In the new edition of the institute's "International Index of Energy Security Risk," Norway takes the top spot, while the United States ranks sixth and Ukraine receives the lowest scores among the top 25 energy users ranked on 29 metrics covering the years 1980-2012.
"The United States showed improvement in our rankings as a result of greater energy self reliance propelled by increased unconventional oil and gas output," said institute CEO Karen Harbert. "Combined with growing energy production from Canada and a reformed hydrocarbon sector in Mexico, it's possible we'll soon see the world's energy center of gravity shifting away from the Middle East and towards North America, bringing with it even greater economic and geopolitical advantages."
This year's index is the latest in the institute's series that provides a qualitative analysis of energy security. The institute also produces the "Index of U.S. Energy Security Risk," which in 2013 also showed improvement for the United States as a result of unconventional oil and gas production.
Norway's first place finish is driven by a strong natural resource base, which makes it a net exporter of fossil fuels. Norway is one of the world's largest natural gas exporters and also exports oil and coal. Rounding out the top five are Mexico, New Zealand, United Kingdom and Canada.
At the other end of the spectrum, Ukraine has consistently ranked last among the top 25 energy users. Ukraine must import virtually all forms of energy and is especially reliant on Russia for natural gas. Its economy is also very energy inefficient, the institute said.
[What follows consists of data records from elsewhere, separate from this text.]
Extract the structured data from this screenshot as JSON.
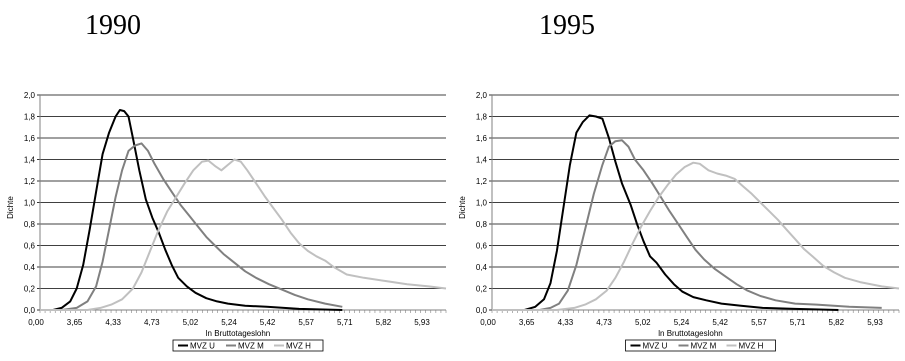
{
  "panels": [
    {
      "year_label": "1990",
      "chart_data": {
        "type": "line",
        "xlabel": "ln Bruttotageslohn",
        "ylabel": "Dichte",
        "ylim": [
          0,
          2.0
        ],
        "y_ticks": [
          "0,0",
          "0,2",
          "0,4",
          "0,6",
          "0,8",
          "1,0",
          "1,2",
          "1,4",
          "1,6",
          "1,8",
          "2,0"
        ],
        "x_ticks": [
          "0,00",
          "3,65",
          "4,33",
          "4,73",
          "5,02",
          "5,24",
          "5,42",
          "5,57",
          "5,71",
          "5,82",
          "5,93"
        ],
        "grid": true,
        "legend_position": "bottom",
        "series": [
          {
            "name": "MVZ U",
            "color": "#000000",
            "points": [
              [
                0,
                0
              ],
              [
                6,
                0
              ],
              [
                10,
                0.02
              ],
              [
                14,
                0.08
              ],
              [
                17,
                0.2
              ],
              [
                20,
                0.42
              ],
              [
                23,
                0.75
              ],
              [
                26,
                1.1
              ],
              [
                29,
                1.45
              ],
              [
                32,
                1.65
              ],
              [
                35,
                1.8
              ],
              [
                37,
                1.86
              ],
              [
                39,
                1.85
              ],
              [
                41,
                1.8
              ],
              [
                43,
                1.6
              ],
              [
                46,
                1.3
              ],
              [
                49,
                1.03
              ],
              [
                52,
                0.86
              ],
              [
                55,
                0.72
              ],
              [
                58,
                0.56
              ],
              [
                61,
                0.42
              ],
              [
                64,
                0.3
              ],
              [
                68,
                0.22
              ],
              [
                72,
                0.16
              ],
              [
                77,
                0.11
              ],
              [
                82,
                0.08
              ],
              [
                87,
                0.06
              ],
              [
                95,
                0.04
              ],
              [
                105,
                0.03
              ],
              [
                120,
                0.01
              ],
              [
                140,
                0
              ]
            ]
          },
          {
            "name": "MVZ M",
            "color": "#808080",
            "points": [
              [
                0,
                0
              ],
              [
                10,
                0
              ],
              [
                17,
                0.02
              ],
              [
                22,
                0.08
              ],
              [
                26,
                0.22
              ],
              [
                29,
                0.45
              ],
              [
                32,
                0.75
              ],
              [
                35,
                1.05
              ],
              [
                38,
                1.3
              ],
              [
                41,
                1.48
              ],
              [
                44,
                1.53
              ],
              [
                47,
                1.55
              ],
              [
                50,
                1.48
              ],
              [
                53,
                1.36
              ],
              [
                57,
                1.22
              ],
              [
                61,
                1.1
              ],
              [
                65,
                0.98
              ],
              [
                69,
                0.88
              ],
              [
                73,
                0.78
              ],
              [
                77,
                0.68
              ],
              [
                81,
                0.6
              ],
              [
                85,
                0.52
              ],
              [
                90,
                0.44
              ],
              [
                95,
                0.36
              ],
              [
                100,
                0.3
              ],
              [
                106,
                0.24
              ],
              [
                112,
                0.19
              ],
              [
                118,
                0.14
              ],
              [
                124,
                0.1
              ],
              [
                132,
                0.06
              ],
              [
                140,
                0.03
              ]
            ]
          },
          {
            "name": "MVZ H",
            "color": "#c0c0c0",
            "points": [
              [
                0,
                0
              ],
              [
                22,
                0
              ],
              [
                28,
                0.02
              ],
              [
                33,
                0.05
              ],
              [
                38,
                0.1
              ],
              [
                43,
                0.2
              ],
              [
                47,
                0.35
              ],
              [
                51,
                0.55
              ],
              [
                55,
                0.75
              ],
              [
                59,
                0.92
              ],
              [
                63,
                1.05
              ],
              [
                67,
                1.18
              ],
              [
                71,
                1.3
              ],
              [
                75,
                1.38
              ],
              [
                78,
                1.39
              ],
              [
                81,
                1.34
              ],
              [
                84,
                1.3
              ],
              [
                87,
                1.35
              ],
              [
                90,
                1.4
              ],
              [
                93,
                1.38
              ],
              [
                96,
                1.3
              ],
              [
                100,
                1.18
              ],
              [
                104,
                1.06
              ],
              [
                108,
                0.95
              ],
              [
                112,
                0.84
              ],
              [
                116,
                0.72
              ],
              [
                120,
                0.62
              ],
              [
                124,
                0.55
              ],
              [
                128,
                0.5
              ],
              [
                132,
                0.46
              ],
              [
                136,
                0.4
              ],
              [
                142,
                0.33
              ],
              [
                150,
                0.3
              ],
              [
                160,
                0.27
              ],
              [
                170,
                0.24
              ],
              [
                180,
                0.22
              ],
              [
                188,
                0.2
              ]
            ]
          }
        ]
      }
    },
    {
      "year_label": "1995",
      "chart_data": {
        "type": "line",
        "xlabel": "ln Bruttotageslohn",
        "ylabel": "Dichte",
        "ylim": [
          0,
          2.0
        ],
        "y_ticks": [
          "0,0",
          "0,2",
          "0,4",
          "0,6",
          "0,8",
          "1,0",
          "1,2",
          "1,4",
          "1,6",
          "1,8",
          "2,0"
        ],
        "x_ticks": [
          "0,00",
          "3,65",
          "4,33",
          "4,73",
          "5,02",
          "5,24",
          "5,42",
          "5,57",
          "5,71",
          "5,82",
          "5,93"
        ],
        "grid": true,
        "legend_position": "bottom",
        "series": [
          {
            "name": "MVZ U",
            "color": "#000000",
            "points": [
              [
                0,
                0
              ],
              [
                15,
                0
              ],
              [
                20,
                0.03
              ],
              [
                24,
                0.1
              ],
              [
                27,
                0.25
              ],
              [
                30,
                0.55
              ],
              [
                33,
                0.95
              ],
              [
                36,
                1.35
              ],
              [
                39,
                1.65
              ],
              [
                42,
                1.75
              ],
              [
                45,
                1.81
              ],
              [
                48,
                1.8
              ],
              [
                51,
                1.78
              ],
              [
                54,
                1.6
              ],
              [
                57,
                1.38
              ],
              [
                60,
                1.18
              ],
              [
                64,
                0.98
              ],
              [
                67,
                0.8
              ],
              [
                70,
                0.64
              ],
              [
                73,
                0.5
              ],
              [
                76,
                0.44
              ],
              [
                80,
                0.33
              ],
              [
                84,
                0.24
              ],
              [
                88,
                0.17
              ],
              [
                93,
                0.12
              ],
              [
                99,
                0.09
              ],
              [
                106,
                0.06
              ],
              [
                115,
                0.04
              ],
              [
                125,
                0.02
              ],
              [
                140,
                0.01
              ],
              [
                160,
                0
              ]
            ]
          },
          {
            "name": "MVZ M",
            "color": "#808080",
            "points": [
              [
                0,
                0
              ],
              [
                22,
                0
              ],
              [
                27,
                0.02
              ],
              [
                31,
                0.06
              ],
              [
                35,
                0.18
              ],
              [
                39,
                0.42
              ],
              [
                43,
                0.75
              ],
              [
                47,
                1.08
              ],
              [
                51,
                1.35
              ],
              [
                54,
                1.52
              ],
              [
                57,
                1.57
              ],
              [
                60,
                1.58
              ],
              [
                63,
                1.52
              ],
              [
                66,
                1.4
              ],
              [
                70,
                1.3
              ],
              [
                74,
                1.18
              ],
              [
                78,
                1.05
              ],
              [
                82,
                0.92
              ],
              [
                86,
                0.8
              ],
              [
                90,
                0.68
              ],
              [
                94,
                0.56
              ],
              [
                98,
                0.47
              ],
              [
                103,
                0.38
              ],
              [
                108,
                0.31
              ],
              [
                113,
                0.24
              ],
              [
                118,
                0.18
              ],
              [
                124,
                0.13
              ],
              [
                131,
                0.09
              ],
              [
                140,
                0.06
              ],
              [
                150,
                0.05
              ],
              [
                165,
                0.03
              ],
              [
                180,
                0.02
              ]
            ]
          },
          {
            "name": "MVZ H",
            "color": "#c0c0c0",
            "points": [
              [
                0,
                0
              ],
              [
                30,
                0
              ],
              [
                38,
                0.02
              ],
              [
                43,
                0.05
              ],
              [
                48,
                0.1
              ],
              [
                53,
                0.18
              ],
              [
                57,
                0.3
              ],
              [
                61,
                0.45
              ],
              [
                65,
                0.62
              ],
              [
                69,
                0.78
              ],
              [
                73,
                0.92
              ],
              [
                77,
                1.05
              ],
              [
                81,
                1.16
              ],
              [
                85,
                1.26
              ],
              [
                89,
                1.33
              ],
              [
                93,
                1.37
              ],
              [
                96,
                1.36
              ],
              [
                100,
                1.3
              ],
              [
                104,
                1.27
              ],
              [
                108,
                1.25
              ],
              [
                112,
                1.22
              ],
              [
                116,
                1.15
              ],
              [
                120,
                1.08
              ],
              [
                124,
                1.0
              ],
              [
                128,
                0.92
              ],
              [
                132,
                0.84
              ],
              [
                136,
                0.75
              ],
              [
                140,
                0.66
              ],
              [
                144,
                0.57
              ],
              [
                148,
                0.5
              ],
              [
                153,
                0.41
              ],
              [
                158,
                0.35
              ],
              [
                163,
                0.3
              ],
              [
                170,
                0.26
              ],
              [
                180,
                0.22
              ],
              [
                188,
                0.2
              ]
            ]
          }
        ]
      }
    }
  ]
}
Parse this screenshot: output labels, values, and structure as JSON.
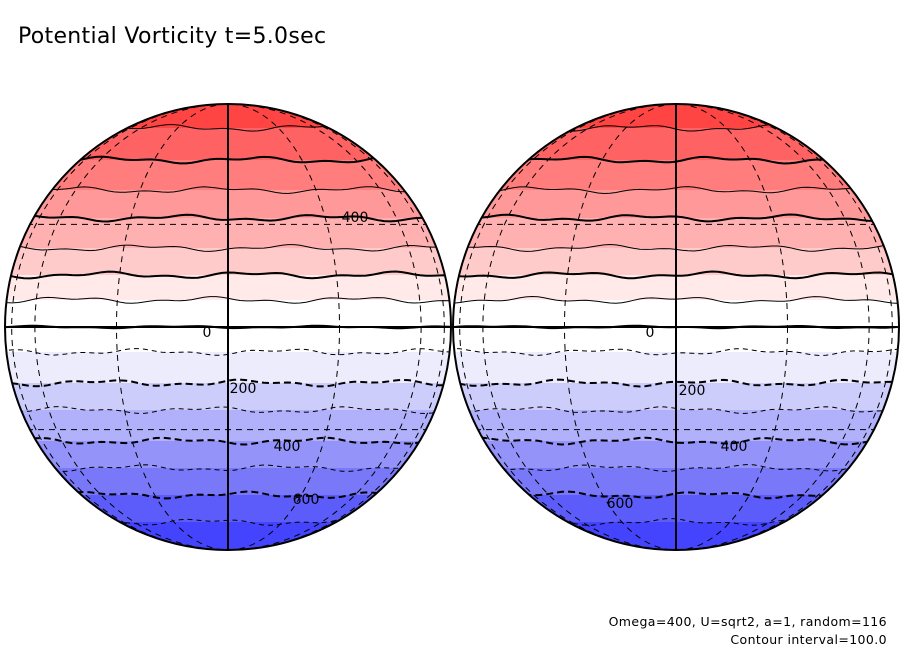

While the rankings do not reflect the latest unrest in Ukraine, concerns about supply disruption contributed to its low ranking.
"The 2013 International Index notes that Ukraine has realized its energy vulnerability and has been taking steps to become more self-reliant by investing in expanded oil and gas exploration and production, diversifying supply sources, and privatizing its coal-mining sector," said Steve Eule, institute vice president. "Unfortunately, these investments are still years away from producing results, which leaves Ukraine especially vulnerable during a crisis."
In 2013, the United States ranked sixth, up one spot from last year. While all nations in the index saw a decrease in risk from much lower price volatility in 2012, the United States benefited from an 835,000 b/d increase in production, most of which was from unconventional sources of energy. Electricity source diversity is also a relative strength for the United States. Affordable energy is another key U.S. advantage, especially in comparison to countries in Western Europe, which have some of the highest energy prices in the world.